- Born: George Spence Melvin 20 February 1886 Aberdeen, Scotland
- Died: 2 December 1946 (aged 60) Datchet, Buckinghamshire, England
- Occupation(s): Comedian, pantomimist
- Years active: 1890s–1946

= G. S. Melvin =

Scottish pantomime dame and comedian

George Spence Melvin (20 February 1886 - 2 December 1946) was a Scottish music hall comedian and noted pantomime dame.

==Biography==
Melvin was born in Old Machar, Aberdeen, Scotland. His father was a stage actor and producer, and Melvin first appeared on stage at the age of five doing a parody of his father's act. Later, he performed as an Irish comedian under the name Hugh Donovan and collaborated with his father in the Garden and the Melvin Quintet before going solo.

Reverting to his birth name, he made his first London appearance in 1908, and was seen by an American agent who booked him on a tour of the Orpheum Circuit of vaudeville theatres. He made further tours of the U.S. in 1912 and 1924, and also performed in South Africa.

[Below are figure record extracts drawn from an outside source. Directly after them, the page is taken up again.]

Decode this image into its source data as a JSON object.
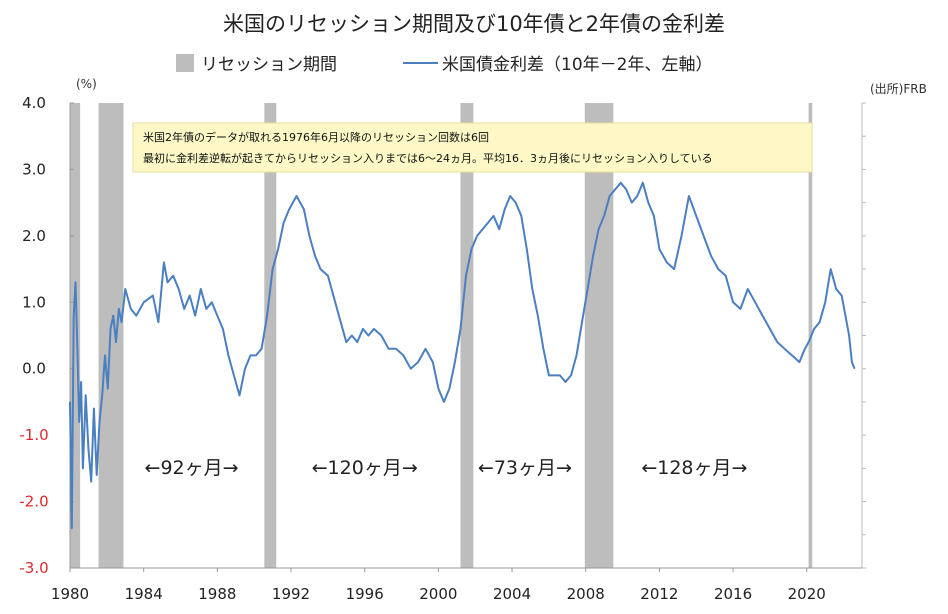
{
  "chart_data": {
    "type": "line",
    "title": "米国のリセッション期間及び10年債と2年債の金利差",
    "legend": [
      {
        "name": "リセッション期間",
        "color": "#bdbdbd",
        "kind": "box"
      },
      {
        "name": "米国債金利差（10年－2年、左軸）",
        "color": "#4a7fc1",
        "kind": "line"
      }
    ],
    "ylabel": "(%)",
    "source": "(出所)FRB",
    "ylim": [
      -3.0,
      4.0
    ],
    "xlim": [
      1980.0,
      2023.0
    ],
    "y_ticks": [
      "4.0",
      "3.0",
      "2.0",
      "1.0",
      "0.0",
      "-1.0",
      "-2.0",
      "-3.0"
    ],
    "x_ticks": [
      "1980",
      "1984",
      "1988",
      "1992",
      "1996",
      "2000",
      "2004",
      "2008",
      "2012",
      "2016",
      "2020"
    ],
    "annotation": [
      "米国2年債のデータが取れる1976年6月以降のリセッション回数は6回",
      "最初に金利差逆転が起きてからリセッション入りまでは6〜24ヵ月。平均16．3ヵ月後にリセッション入りしている"
    ],
    "period_labels": [
      {
        "text": "←92ヶ月→",
        "x": 1986.6
      },
      {
        "text": "←120ヶ月→",
        "x": 1996.0
      },
      {
        "text": "←73ヶ月→",
        "x": 2004.7
      },
      {
        "text": "←128ヶ月→",
        "x": 2013.9
      }
    ],
    "recessions": [
      [
        1980.0,
        1980.55
      ],
      [
        1981.55,
        1982.9
      ],
      [
        1990.55,
        1991.2
      ],
      [
        2001.2,
        2001.9
      ],
      [
        2007.95,
        2009.5
      ],
      [
        2020.1,
        2020.3
      ]
    ],
    "series": [
      {
        "name": "米国債金利差（10年－2年、左軸）",
        "color": "#4a7fc1",
        "x": [
          1980.0,
          1980.1,
          1980.2,
          1980.3,
          1980.4,
          1980.5,
          1980.6,
          1980.7,
          1980.85,
          1981.0,
          1981.15,
          1981.3,
          1981.45,
          1981.6,
          1981.75,
          1981.9,
          1982.05,
          1982.2,
          1982.35,
          1982.5,
          1982.65,
          1982.8,
          1983.0,
          1983.3,
          1983.6,
          1984.0,
          1984.5,
          1984.8,
          1985.1,
          1985.3,
          1985.6,
          1985.9,
          1986.2,
          1986.5,
          1986.8,
          1987.1,
          1987.4,
          1987.7,
          1988.0,
          1988.3,
          1988.6,
          1988.9,
          1989.2,
          1989.5,
          1989.8,
          1990.1,
          1990.4,
          1990.7,
          1991.0,
          1991.3,
          1991.6,
          1991.9,
          1992.3,
          1992.7,
          1993.0,
          1993.3,
          1993.6,
          1994.0,
          1994.3,
          1994.6,
          1995.0,
          1995.3,
          1995.6,
          1995.9,
          1996.2,
          1996.5,
          1996.9,
          1997.3,
          1997.7,
          1998.1,
          1998.5,
          1998.9,
          1999.3,
          1999.7,
          2000.0,
          2000.3,
          2000.6,
          2000.9,
          2001.2,
          2001.5,
          2001.8,
          2002.1,
          2002.4,
          2002.7,
          2003.0,
          2003.3,
          2003.6,
          2003.9,
          2004.2,
          2004.5,
          2004.8,
          2005.1,
          2005.4,
          2005.7,
          2006.0,
          2006.3,
          2006.6,
          2006.9,
          2007.2,
          2007.5,
          2007.8,
          2008.1,
          2008.4,
          2008.7,
          2009.0,
          2009.3,
          2009.6,
          2009.9,
          2010.2,
          2010.5,
          2010.8,
          2011.1,
          2011.4,
          2011.7,
          2012.0,
          2012.4,
          2012.8,
          2013.2,
          2013.6,
          2014.0,
          2014.4,
          2014.8,
          2015.2,
          2015.6,
          2016.0,
          2016.4,
          2016.8,
          2017.2,
          2017.6,
          2018.0,
          2018.4,
          2018.8,
          2019.2,
          2019.6,
          2019.9,
          2020.1,
          2020.4,
          2020.7,
          2021.0,
          2021.3,
          2021.6,
          2021.9,
          2022.1,
          2022.3,
          2022.45,
          2022.6
        ],
        "values": [
          -0.5,
          -2.4,
          0.8,
          1.3,
          0.3,
          -0.8,
          -0.2,
          -1.5,
          -0.4,
          -1.2,
          -1.7,
          -0.6,
          -1.6,
          -0.8,
          -0.4,
          0.2,
          -0.3,
          0.6,
          0.8,
          0.4,
          0.9,
          0.7,
          1.2,
          0.9,
          0.8,
          1.0,
          1.1,
          0.7,
          1.6,
          1.3,
          1.4,
          1.2,
          0.9,
          1.1,
          0.8,
          1.2,
          0.9,
          1.0,
          0.8,
          0.6,
          0.2,
          -0.1,
          -0.4,
          0.0,
          0.2,
          0.2,
          0.3,
          0.8,
          1.5,
          1.8,
          2.2,
          2.4,
          2.6,
          2.4,
          2.0,
          1.7,
          1.5,
          1.4,
          1.1,
          0.8,
          0.4,
          0.5,
          0.4,
          0.6,
          0.5,
          0.6,
          0.5,
          0.3,
          0.3,
          0.2,
          0.0,
          0.1,
          0.3,
          0.1,
          -0.3,
          -0.5,
          -0.3,
          0.1,
          0.6,
          1.4,
          1.8,
          2.0,
          2.1,
          2.2,
          2.3,
          2.1,
          2.4,
          2.6,
          2.5,
          2.3,
          1.8,
          1.2,
          0.8,
          0.3,
          -0.1,
          -0.1,
          -0.1,
          -0.2,
          -0.1,
          0.2,
          0.7,
          1.2,
          1.7,
          2.1,
          2.3,
          2.6,
          2.7,
          2.8,
          2.7,
          2.5,
          2.6,
          2.8,
          2.5,
          2.3,
          1.8,
          1.6,
          1.5,
          2.0,
          2.6,
          2.3,
          2.0,
          1.7,
          1.5,
          1.4,
          1.0,
          0.9,
          1.2,
          1.0,
          0.8,
          0.6,
          0.4,
          0.3,
          0.2,
          0.1,
          0.3,
          0.4,
          0.6,
          0.7,
          1.0,
          1.5,
          1.2,
          1.1,
          0.8,
          0.5,
          0.1,
          0.0
        ]
      }
    ]
  }
}
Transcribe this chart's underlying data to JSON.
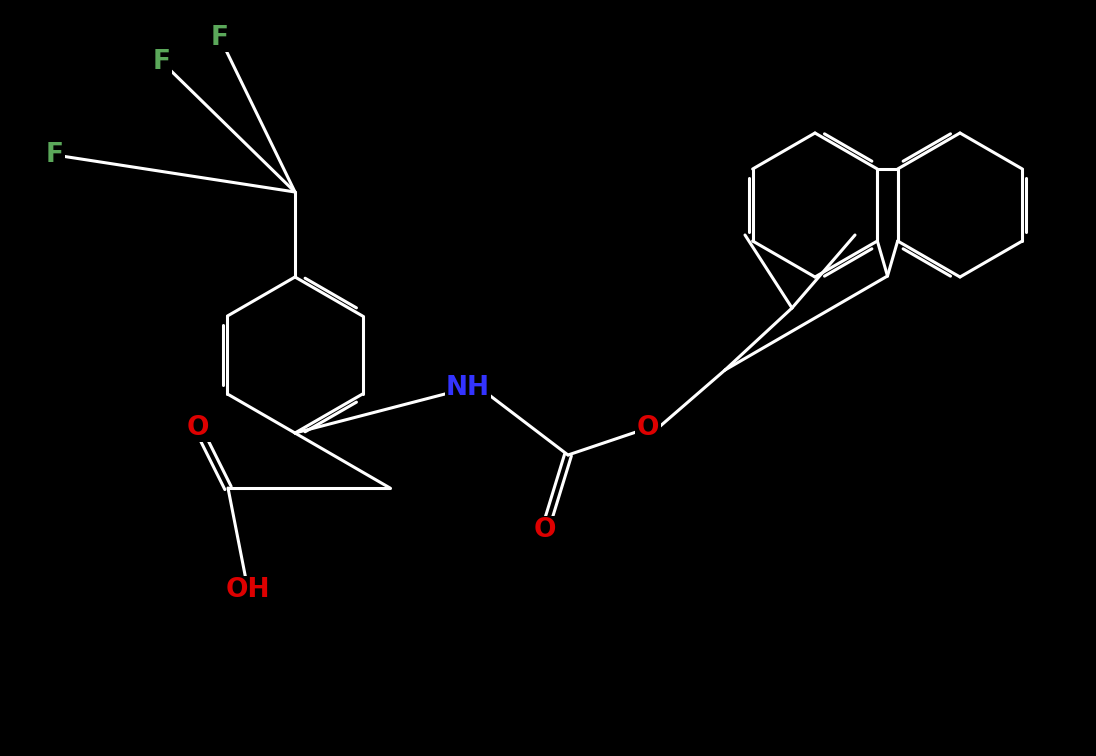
{
  "background_color": "#000000",
  "bond_color": "#ffffff",
  "atom_colors": {
    "F": "#5ba85a",
    "O": "#dd0000",
    "N": "#3333ff",
    "C": "#ffffff"
  },
  "lw": 2.2,
  "fontsize": 19,
  "fig_width": 10.96,
  "fig_height": 7.56,
  "dpi": 100
}
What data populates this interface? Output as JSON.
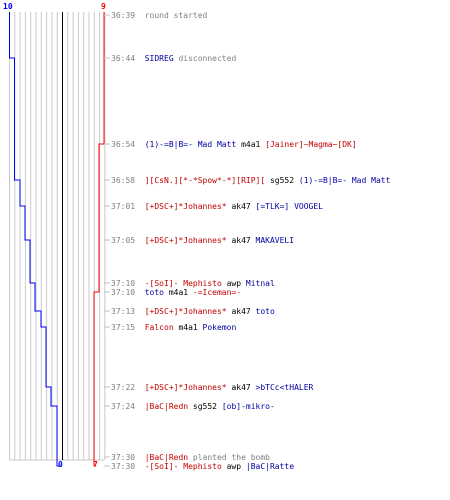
{
  "team_scores": {
    "blue_start": "10",
    "red_start": "9",
    "blue_end": "0",
    "red_end": "7"
  },
  "colors": {
    "blue_team": "#0000a0",
    "red_team": "#c00000",
    "time": "#808080",
    "grid": "#c8c8c8",
    "weapon": "#000000"
  },
  "events": [
    {
      "time": "36:39",
      "parts": [
        {
          "text": "round started",
          "c": "g"
        }
      ]
    },
    {
      "time": "36:44",
      "parts": [
        {
          "text": "SIDREG",
          "c": "blue"
        },
        {
          "text": " disconnected",
          "c": "g"
        }
      ]
    },
    {
      "time": "36:54",
      "parts": [
        {
          "text": "(1)-=B|B=- Mad Matt",
          "c": "blue"
        },
        {
          "text": " m4a1 ",
          "c": "blk"
        },
        {
          "text": "[Jainer]~Magma~[DK]",
          "c": "red"
        }
      ]
    },
    {
      "time": "36:58",
      "parts": [
        {
          "text": "][CsN.][*-*Spow*-*][RIP][",
          "c": "red"
        },
        {
          "text": " sg552 ",
          "c": "blk"
        },
        {
          "text": "(1)-=B|B=- Mad Matt",
          "c": "blue"
        }
      ]
    },
    {
      "time": "37:01",
      "parts": [
        {
          "text": "[+DSC+]*Johannes*",
          "c": "red"
        },
        {
          "text": " ak47 ",
          "c": "blk"
        },
        {
          "text": "[=TLK=] VOOGEL",
          "c": "blue"
        }
      ]
    },
    {
      "time": "37:05",
      "parts": [
        {
          "text": "[+DSC+]*Johannes*",
          "c": "red"
        },
        {
          "text": " ak47 ",
          "c": "blk"
        },
        {
          "text": "MAKAVELI",
          "c": "blue"
        }
      ]
    },
    {
      "time": "37:10",
      "parts": [
        {
          "text": "-[SoI]- Mephisto",
          "c": "red"
        },
        {
          "text": " awp ",
          "c": "blk"
        },
        {
          "text": "Mitnal",
          "c": "blue"
        }
      ]
    },
    {
      "time": "37:10",
      "parts": [
        {
          "text": "toto",
          "c": "blue"
        },
        {
          "text": " m4a1 ",
          "c": "blk"
        },
        {
          "text": "-=Iceman=-",
          "c": "red"
        }
      ]
    },
    {
      "time": "37:13",
      "parts": [
        {
          "text": "[+DSC+]*Johannes*",
          "c": "red"
        },
        {
          "text": " ak47 ",
          "c": "blk"
        },
        {
          "text": "toto",
          "c": "blue"
        }
      ]
    },
    {
      "time": "37:15",
      "parts": [
        {
          "text": "Falcon",
          "c": "red"
        },
        {
          "text": " m4a1 ",
          "c": "blk"
        },
        {
          "text": "Pokemon",
          "c": "blue"
        }
      ]
    },
    {
      "time": "37:22",
      "parts": [
        {
          "text": "[+DSC+]*Johannes*",
          "c": "red"
        },
        {
          "text": " ak47 ",
          "c": "blk"
        },
        {
          "text": ">bTCc<tHALER",
          "c": "blue"
        }
      ]
    },
    {
      "time": "37:24",
      "parts": [
        {
          "text": "|BaC|Redn",
          "c": "red"
        },
        {
          "text": " sg552 ",
          "c": "blk"
        },
        {
          "text": "[ob]-mikro-",
          "c": "blue"
        }
      ]
    },
    {
      "time": "37:30",
      "parts": [
        {
          "text": "|BaC|Redn",
          "c": "red"
        },
        {
          "text": " planted the bomb",
          "c": "g"
        }
      ]
    },
    {
      "time": "37:30",
      "parts": [
        {
          "text": "-[SoI]- Mephisto",
          "c": "red"
        },
        {
          "text": " awp ",
          "c": "blk"
        },
        {
          "text": "|BaC|Ratte",
          "c": "blue"
        }
      ]
    }
  ]
}
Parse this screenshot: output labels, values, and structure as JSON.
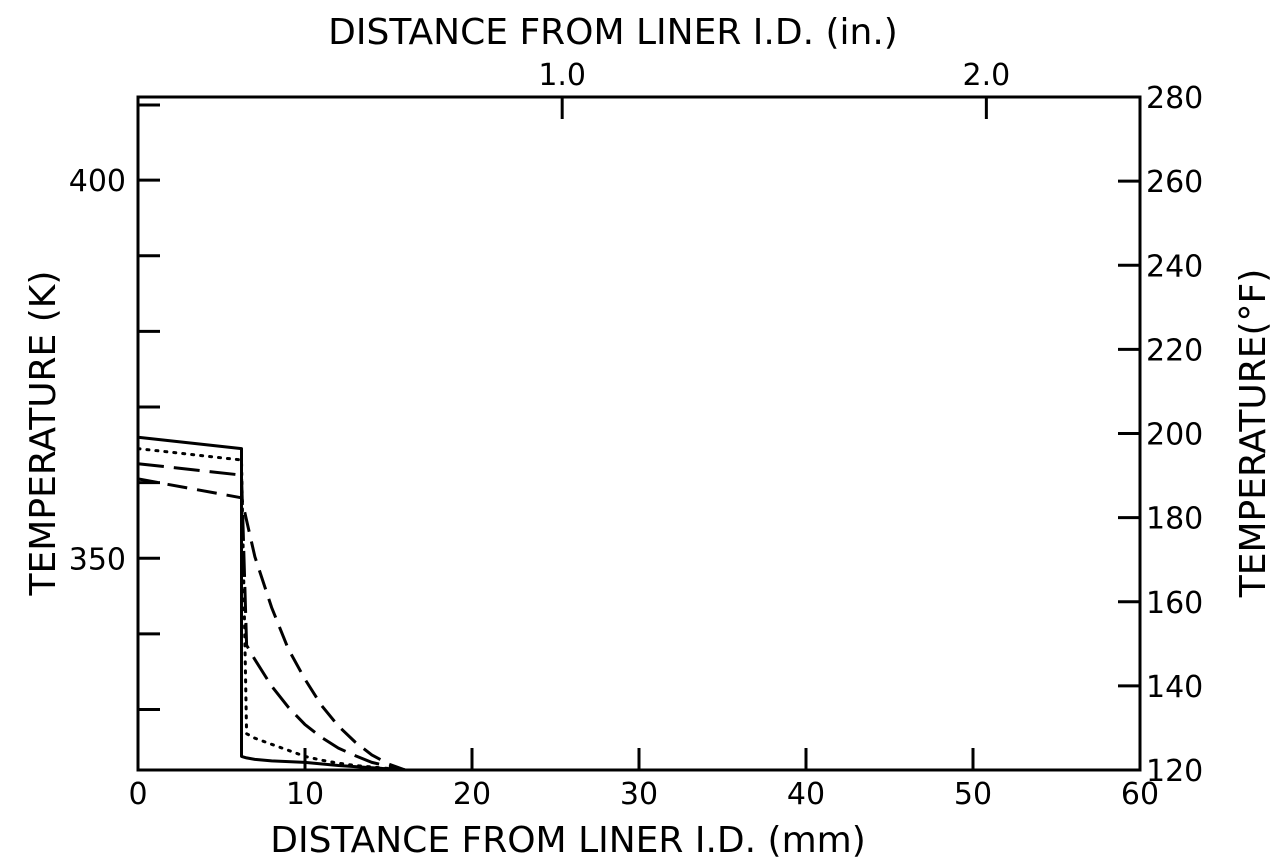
{
  "chart_data": {
    "type": "line",
    "xlabel": "DISTANCE FROM LINER I.D. (mm)",
    "x2label": "DISTANCE FROM LINER I.D. (in.)",
    "ylabel": "TEMPERATURE (K)",
    "y2label": "TEMPERATURE(°F)",
    "xlim": [
      0,
      60
    ],
    "ylim": [
      322,
      411
    ],
    "x_ticks": [
      0,
      10,
      20,
      30,
      40,
      50,
      60
    ],
    "x_tick_labels": [
      "0",
      "10",
      "20",
      "30",
      "40",
      "50",
      "60"
    ],
    "x2_ticks": [
      1.0,
      2.0
    ],
    "x2_tick_labels": [
      "1.0",
      "2.0"
    ],
    "y_ticks": [
      400,
      390,
      380,
      370,
      360,
      350,
      340,
      330
    ],
    "y_tick_labels": [
      "400",
      "350"
    ],
    "y_labeled_ticks": [
      400,
      350
    ],
    "y2_ticks_f": [
      280,
      260,
      240,
      220,
      200,
      180,
      160,
      140,
      120
    ],
    "y2_tick_labels": [
      "280",
      "260",
      "240",
      "220",
      "200",
      "180",
      "160",
      "140",
      "120"
    ],
    "grid": false,
    "series": [
      {
        "style": "solid",
        "x": [
          0,
          6.2,
          6.2,
          6.5,
          7,
          8,
          10,
          12,
          14,
          16
        ],
        "y": [
          366,
          364.5,
          323.8,
          323.6,
          323.4,
          323.2,
          323,
          322.6,
          322.3,
          322
        ]
      },
      {
        "style": "dotted",
        "x": [
          0,
          6.2,
          6.5,
          7,
          8,
          9,
          10,
          11,
          12,
          13,
          14,
          15,
          16
        ],
        "y": [
          364.5,
          363,
          326.8,
          326.2,
          325.4,
          324.6,
          323.8,
          323.3,
          322.9,
          322.6,
          322.4,
          322.2,
          322
        ]
      },
      {
        "style": "long-dash",
        "x": [
          0,
          6.2,
          6.5,
          7,
          8,
          9,
          10,
          11,
          12,
          13,
          14,
          15,
          16
        ],
        "y": [
          362.5,
          361,
          338.5,
          336.6,
          333.1,
          330.3,
          328,
          326.3,
          324.9,
          323.9,
          323,
          322.5,
          322
        ]
      },
      {
        "style": "dashed",
        "x": [
          0,
          6.2,
          6.5,
          7,
          8,
          9,
          10,
          11,
          12,
          13,
          14,
          15,
          16
        ],
        "y": [
          360.5,
          358,
          355,
          350.2,
          343.5,
          338,
          334,
          330.5,
          327.8,
          325.7,
          324,
          322.8,
          322
        ]
      }
    ]
  }
}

Theatre historian Roy Busby described Melvin as "a clever artiste [who] appealed to both broad and subtle tastes in comedy; he was a great quick-change artist and a burlesque comedian... His music hall characters ranged from a Victorian dandy to a Clydeside stoker... ".

Melvin was also a popular pantomime dame, especially at the Theatre Royal, Drury Lane. During the 1920s he developed a style of female impersonation, parodying hikers, girl guides, cyclists, and other devotees of outdoor activities. His songs included "I Like to Jump Upon a Bike", "Gladys, The Girl Guide", and "I'm Happy When I'm Hiking" (written by Ralph Butler and Raymond Wallace), which was adopted as a hikers' anthem. He performed in the Royal Variety Performances in 1921, 1932, and 1938.

He drowned in 1946, at the age of 60, in floods on the River Thames at Datchet in Buckinghamshire (now Berkshire) whilst appearing at the Drury Lane Theatre. His body was recovered downstream several weeks later.